Division of Foodborne, Waterborne, and Environmental Diseases, Centers for Disease Control and Prevention, Atlanta, GA.
Tennessee Department of Health, Nashville, TN.
J Pediatr. 2015 Apr;166(4):1022-9. doi: 10.1016/j.jpeds.2014.12.064. Epub 2015 Feb 4.
To assess the clinical spectrum of postdiarrheal hemolytic uremic syndrome (D(+)HUS) hospitalizations and sought predictors of in-hospital death to help identify children at risk of poor outcomes.
We assessed clinical variables collected through population-based surveillance of D(+)HUS in children <18 years old hospitalized in 10 states during 1997-2012 as predictors of in-hospital death by using tree modeling.
We identified 770 cases. Of children with information available, 56.5% (430 of 761) required dialysis, 92.6% (698 of 754) required a transfusion, and 2.9% (22 of 770) died; few had a persistent dialysis requirement (52 [7.3%] of 716) at discharge. The tree model partitioned children into 5 groups on the basis of 3 predictors (highest leukocyte count and lowest hematocrit value during the 7 days before to 3 days after the diagnosis of hemolytic uremic syndrome, and presence of respiratory tract infection [RTI] within 3 weeks before diagnosis). Patients with greater leukocyte or hematocrit values or a recent RTI had a greater probability of in-hospital death. The largest group identified (n = 533) had none of these factors and had the lowest odds of death. Many children with RTI had recent antibiotic treatment for nondiarrheal indications.

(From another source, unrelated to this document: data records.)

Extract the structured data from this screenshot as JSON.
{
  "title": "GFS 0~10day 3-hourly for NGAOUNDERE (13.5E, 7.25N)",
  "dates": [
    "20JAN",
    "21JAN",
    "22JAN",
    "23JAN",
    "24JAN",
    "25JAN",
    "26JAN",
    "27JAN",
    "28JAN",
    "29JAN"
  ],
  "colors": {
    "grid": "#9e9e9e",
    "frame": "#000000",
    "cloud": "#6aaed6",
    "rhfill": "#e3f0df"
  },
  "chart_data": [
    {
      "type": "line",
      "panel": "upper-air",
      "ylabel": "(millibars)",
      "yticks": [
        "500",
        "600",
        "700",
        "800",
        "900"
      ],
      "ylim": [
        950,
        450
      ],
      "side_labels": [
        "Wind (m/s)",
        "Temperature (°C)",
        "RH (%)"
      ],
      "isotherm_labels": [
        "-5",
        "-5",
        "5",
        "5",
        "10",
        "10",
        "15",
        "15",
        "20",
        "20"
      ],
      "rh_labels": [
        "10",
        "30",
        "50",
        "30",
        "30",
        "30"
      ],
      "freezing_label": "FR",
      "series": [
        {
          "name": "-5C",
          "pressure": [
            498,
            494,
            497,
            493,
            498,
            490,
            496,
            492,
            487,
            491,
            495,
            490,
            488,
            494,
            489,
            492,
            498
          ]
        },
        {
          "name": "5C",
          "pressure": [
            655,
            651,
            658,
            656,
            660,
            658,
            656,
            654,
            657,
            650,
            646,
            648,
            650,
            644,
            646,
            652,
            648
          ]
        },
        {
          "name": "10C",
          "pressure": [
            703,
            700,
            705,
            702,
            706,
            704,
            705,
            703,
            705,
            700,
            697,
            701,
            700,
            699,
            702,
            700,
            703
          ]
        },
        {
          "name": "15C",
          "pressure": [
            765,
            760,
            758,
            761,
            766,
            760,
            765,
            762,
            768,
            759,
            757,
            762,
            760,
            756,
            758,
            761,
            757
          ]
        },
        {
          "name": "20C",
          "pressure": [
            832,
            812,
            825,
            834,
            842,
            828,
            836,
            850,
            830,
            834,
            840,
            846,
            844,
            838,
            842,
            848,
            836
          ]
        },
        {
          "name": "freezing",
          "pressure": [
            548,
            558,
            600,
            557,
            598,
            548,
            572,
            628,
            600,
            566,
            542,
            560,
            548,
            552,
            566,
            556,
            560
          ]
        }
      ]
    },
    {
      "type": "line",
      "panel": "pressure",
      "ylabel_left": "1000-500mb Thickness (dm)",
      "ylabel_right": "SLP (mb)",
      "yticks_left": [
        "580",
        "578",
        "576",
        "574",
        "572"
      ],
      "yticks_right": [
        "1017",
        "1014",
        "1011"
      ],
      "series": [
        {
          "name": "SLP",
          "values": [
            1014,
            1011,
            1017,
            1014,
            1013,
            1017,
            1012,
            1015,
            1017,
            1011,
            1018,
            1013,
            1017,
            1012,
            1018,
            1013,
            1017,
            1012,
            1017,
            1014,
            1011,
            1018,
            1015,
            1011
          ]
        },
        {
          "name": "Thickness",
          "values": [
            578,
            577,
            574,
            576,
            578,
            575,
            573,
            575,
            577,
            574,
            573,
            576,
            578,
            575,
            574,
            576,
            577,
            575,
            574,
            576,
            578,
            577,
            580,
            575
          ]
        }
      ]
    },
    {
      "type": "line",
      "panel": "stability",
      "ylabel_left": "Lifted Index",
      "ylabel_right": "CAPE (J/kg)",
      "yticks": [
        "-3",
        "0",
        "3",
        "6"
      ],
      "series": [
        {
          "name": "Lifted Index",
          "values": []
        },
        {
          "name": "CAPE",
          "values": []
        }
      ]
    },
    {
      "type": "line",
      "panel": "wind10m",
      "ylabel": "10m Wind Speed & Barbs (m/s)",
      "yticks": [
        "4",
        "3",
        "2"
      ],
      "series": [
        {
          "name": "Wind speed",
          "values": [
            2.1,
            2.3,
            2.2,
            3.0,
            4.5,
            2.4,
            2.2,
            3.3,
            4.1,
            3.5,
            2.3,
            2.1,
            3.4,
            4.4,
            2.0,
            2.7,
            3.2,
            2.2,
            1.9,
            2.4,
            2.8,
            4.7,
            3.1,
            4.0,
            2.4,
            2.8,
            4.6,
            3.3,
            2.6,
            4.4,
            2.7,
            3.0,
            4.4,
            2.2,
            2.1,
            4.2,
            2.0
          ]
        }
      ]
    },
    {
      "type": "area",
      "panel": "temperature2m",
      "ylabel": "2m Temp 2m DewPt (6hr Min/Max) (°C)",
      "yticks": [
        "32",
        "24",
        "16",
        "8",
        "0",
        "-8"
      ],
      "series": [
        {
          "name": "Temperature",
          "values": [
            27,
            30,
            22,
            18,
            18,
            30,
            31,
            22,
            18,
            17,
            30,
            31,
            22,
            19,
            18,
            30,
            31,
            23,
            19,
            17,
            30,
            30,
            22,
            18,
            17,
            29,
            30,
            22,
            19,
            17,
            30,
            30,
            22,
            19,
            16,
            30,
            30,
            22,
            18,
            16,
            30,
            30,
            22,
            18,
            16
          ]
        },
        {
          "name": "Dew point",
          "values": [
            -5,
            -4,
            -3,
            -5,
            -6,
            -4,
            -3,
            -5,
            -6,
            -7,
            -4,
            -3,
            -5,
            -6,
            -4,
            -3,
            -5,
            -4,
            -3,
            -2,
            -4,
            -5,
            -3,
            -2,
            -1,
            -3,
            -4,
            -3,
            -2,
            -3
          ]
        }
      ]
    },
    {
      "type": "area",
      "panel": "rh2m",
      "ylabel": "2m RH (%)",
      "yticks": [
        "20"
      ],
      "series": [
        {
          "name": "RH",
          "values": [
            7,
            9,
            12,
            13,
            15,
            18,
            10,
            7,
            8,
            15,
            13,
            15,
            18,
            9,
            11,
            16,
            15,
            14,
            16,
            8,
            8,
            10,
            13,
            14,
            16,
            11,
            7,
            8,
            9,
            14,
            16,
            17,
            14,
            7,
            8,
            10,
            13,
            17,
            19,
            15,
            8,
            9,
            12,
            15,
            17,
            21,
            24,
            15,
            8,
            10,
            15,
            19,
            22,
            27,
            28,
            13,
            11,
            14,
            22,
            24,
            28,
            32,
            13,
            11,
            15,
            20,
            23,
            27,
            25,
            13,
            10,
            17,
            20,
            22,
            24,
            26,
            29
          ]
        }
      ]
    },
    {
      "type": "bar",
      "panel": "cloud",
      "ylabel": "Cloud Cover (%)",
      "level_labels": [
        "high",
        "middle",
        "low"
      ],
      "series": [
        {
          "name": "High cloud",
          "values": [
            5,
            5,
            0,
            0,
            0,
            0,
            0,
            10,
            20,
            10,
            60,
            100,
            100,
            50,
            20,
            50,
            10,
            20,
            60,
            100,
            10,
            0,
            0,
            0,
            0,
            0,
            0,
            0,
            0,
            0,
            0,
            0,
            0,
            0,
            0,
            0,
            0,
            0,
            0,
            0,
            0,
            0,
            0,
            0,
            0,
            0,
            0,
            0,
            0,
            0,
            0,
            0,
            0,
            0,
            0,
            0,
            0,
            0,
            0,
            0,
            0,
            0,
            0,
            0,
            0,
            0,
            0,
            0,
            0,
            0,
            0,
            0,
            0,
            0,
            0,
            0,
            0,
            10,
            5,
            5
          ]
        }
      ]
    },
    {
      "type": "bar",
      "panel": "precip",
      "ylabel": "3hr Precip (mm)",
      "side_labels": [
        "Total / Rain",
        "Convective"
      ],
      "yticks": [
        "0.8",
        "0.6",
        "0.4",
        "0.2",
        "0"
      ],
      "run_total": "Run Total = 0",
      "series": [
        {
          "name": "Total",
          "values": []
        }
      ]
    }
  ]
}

Most children with D(+)HUS have good hospitalization outcomes. Our findings support previous reports of increased leukocyte count and hematocrit as predictors of death. Recent RTI could be an additional predictor, or a marker of other factors such as antibiotic exposure, that may warrant further study.
评估腹泻后溶血尿毒症综合征(D(+)HUS)住院患者的临床表现谱,并寻找住院死亡的预测因素,以帮助识别预后不良的高危儿童。
我们通过对 1997 年至 2012 年期间,10 个州住院的<18 岁儿童的 D(+)HUS 进行基于人群的监测,评估了临床变量作为住院死亡的预测因素,使用树模型进行分析。
我们确定了 770 例病例。在有信息可查的儿童中,56.5%(430/761)需要透析,92.6%(698/754)需要输血,2.9%(22/770)死亡;出院时很少有持续透析需求(716 例中的 52 例[7.3%])。该树模型根据 3 个预测因素(溶血性尿毒症综合征诊断前 7 天至 3 天内白细胞计数最高和血细胞比容最低,以及诊断前 3 周内呼吸道感染[RTI]的存在)将儿童分为 5 组。白细胞计数或血细胞比容较高或近期有 RTI 的患者住院死亡的可能性更大。鉴定出的最大组(n = 533)没有这些因素,死亡的可能性最低。许多有 RTI 的儿童最近因非腹泻原因接受了抗生素治疗。
大多数 D(+)HUS 患儿住院结局良好。我们的发现支持白细胞计数和血细胞比容升高作为死亡预测因素的先前报告。近期 RTI 可能是另一个预测因素,或者是抗生素暴露等其他因素的标志物,需要进一步研究。